But 4 new tires and an alignment later, I'm so impressed I'll have to do it again.
Now it's my brakes.
Oh, they're beautiful. I hope you five will be very happy together.
I would help you... if I knew where to start.
Don't apologize for writing about tires. It's one of those things where you notice the difference when paying more than the minimum. I paid through the ass for my tires but they hold the corners like nothing else. I can pass any car with cheap tires!
Scientific Lutheran - we represent a small sample size, but I find us significant.
Meno - LOL
Sarah - get me a date
Deodand - I really had to decide between the quick-wearing sport tires and the mom tires, and I chose the mom tires.
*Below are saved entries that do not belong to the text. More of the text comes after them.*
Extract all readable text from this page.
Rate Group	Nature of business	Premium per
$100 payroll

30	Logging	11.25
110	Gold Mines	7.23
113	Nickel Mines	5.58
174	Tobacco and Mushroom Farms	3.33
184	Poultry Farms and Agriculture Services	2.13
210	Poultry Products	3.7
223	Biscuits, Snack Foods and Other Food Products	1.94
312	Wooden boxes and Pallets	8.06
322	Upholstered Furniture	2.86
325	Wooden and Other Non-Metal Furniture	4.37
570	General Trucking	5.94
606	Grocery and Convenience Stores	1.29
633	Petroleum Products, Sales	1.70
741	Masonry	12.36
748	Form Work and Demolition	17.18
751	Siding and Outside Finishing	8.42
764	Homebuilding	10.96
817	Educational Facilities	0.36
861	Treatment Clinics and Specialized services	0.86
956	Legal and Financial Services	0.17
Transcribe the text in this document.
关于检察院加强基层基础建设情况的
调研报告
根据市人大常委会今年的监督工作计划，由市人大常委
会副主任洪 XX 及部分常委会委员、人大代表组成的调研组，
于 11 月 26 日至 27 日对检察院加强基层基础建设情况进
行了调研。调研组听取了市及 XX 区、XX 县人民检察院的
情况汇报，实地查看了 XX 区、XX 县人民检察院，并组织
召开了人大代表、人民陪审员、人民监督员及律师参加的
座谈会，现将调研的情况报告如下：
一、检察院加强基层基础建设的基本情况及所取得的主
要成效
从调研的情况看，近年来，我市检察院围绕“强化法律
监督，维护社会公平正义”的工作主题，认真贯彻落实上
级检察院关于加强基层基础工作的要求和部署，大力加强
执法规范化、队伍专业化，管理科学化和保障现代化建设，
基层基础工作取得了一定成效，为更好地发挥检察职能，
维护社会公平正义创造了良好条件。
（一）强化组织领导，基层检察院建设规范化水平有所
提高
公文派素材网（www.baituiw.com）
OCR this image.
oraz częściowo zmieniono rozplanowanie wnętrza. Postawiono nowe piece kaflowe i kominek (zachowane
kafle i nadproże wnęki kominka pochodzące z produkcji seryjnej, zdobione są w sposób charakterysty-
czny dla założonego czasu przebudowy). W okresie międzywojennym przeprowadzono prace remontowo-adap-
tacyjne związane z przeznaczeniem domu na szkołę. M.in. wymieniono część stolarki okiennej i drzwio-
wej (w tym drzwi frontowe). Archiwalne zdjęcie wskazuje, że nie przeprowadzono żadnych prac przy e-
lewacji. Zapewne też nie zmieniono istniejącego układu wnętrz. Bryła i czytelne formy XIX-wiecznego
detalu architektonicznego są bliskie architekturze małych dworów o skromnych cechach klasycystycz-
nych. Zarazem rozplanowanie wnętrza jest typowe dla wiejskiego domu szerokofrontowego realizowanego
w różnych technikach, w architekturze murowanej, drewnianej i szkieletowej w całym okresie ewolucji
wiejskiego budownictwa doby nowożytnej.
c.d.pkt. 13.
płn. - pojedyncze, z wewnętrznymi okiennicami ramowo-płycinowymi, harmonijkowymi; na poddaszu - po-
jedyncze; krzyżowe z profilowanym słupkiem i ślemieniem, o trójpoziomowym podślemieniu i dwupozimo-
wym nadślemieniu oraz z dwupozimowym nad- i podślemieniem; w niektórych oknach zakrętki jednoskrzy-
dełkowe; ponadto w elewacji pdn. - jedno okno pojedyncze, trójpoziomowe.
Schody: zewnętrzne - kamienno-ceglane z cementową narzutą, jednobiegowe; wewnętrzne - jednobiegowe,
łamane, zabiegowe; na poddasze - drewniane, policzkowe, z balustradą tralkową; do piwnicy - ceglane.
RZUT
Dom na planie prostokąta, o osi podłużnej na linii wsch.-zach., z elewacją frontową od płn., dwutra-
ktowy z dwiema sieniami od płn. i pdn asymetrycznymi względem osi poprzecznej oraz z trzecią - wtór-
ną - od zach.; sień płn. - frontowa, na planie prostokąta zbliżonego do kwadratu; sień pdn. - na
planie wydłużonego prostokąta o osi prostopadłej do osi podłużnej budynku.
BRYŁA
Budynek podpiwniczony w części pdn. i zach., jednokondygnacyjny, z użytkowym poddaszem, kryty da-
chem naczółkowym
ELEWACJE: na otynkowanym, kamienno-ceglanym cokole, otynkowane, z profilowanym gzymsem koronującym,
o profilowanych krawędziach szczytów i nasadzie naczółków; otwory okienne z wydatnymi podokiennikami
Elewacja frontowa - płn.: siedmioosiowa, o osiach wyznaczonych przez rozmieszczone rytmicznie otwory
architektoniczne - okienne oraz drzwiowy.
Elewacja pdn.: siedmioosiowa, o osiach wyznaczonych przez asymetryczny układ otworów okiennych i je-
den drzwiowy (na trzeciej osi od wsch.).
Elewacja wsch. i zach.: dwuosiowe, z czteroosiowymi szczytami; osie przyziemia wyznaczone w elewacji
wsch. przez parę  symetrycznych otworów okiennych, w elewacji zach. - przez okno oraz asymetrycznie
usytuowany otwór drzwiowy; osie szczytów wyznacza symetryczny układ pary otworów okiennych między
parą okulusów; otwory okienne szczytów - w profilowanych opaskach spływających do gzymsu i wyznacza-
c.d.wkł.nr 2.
I like to think of myself as a Grand Prix driver, but in reality, I poke along and make other people crazy.
Wow. I have no idea how to feel the difference.
You're scaring me a little bit, though, because this sounds just like the kind of geeky thing I would do, and, frankly, I'm already full up to her about things I know way too much about.
Want to hear about how those ticket-dispensing machines in parking garages work?
G - now you don't have to do it. Just ask me and I will advise you.
I did the research long ago, and found the same thing. Love the yokohamas. Our old car was very high end (inherited, of course) and wanted the best tires. The Yokohamas were perfect. And half the price.
I'm impressed! I could use some of that obsessive nature in me!
You've informed me. SO that's a good quality. Imagine all the wonderful inventions that would never have come to be if not people who obsess!
I was hoping to see a picture of you pitching tires in a yellow polo shirt, like the Sham Wow guy, or something.
;)
- Margaret
"Everyone's normal til you get to know them."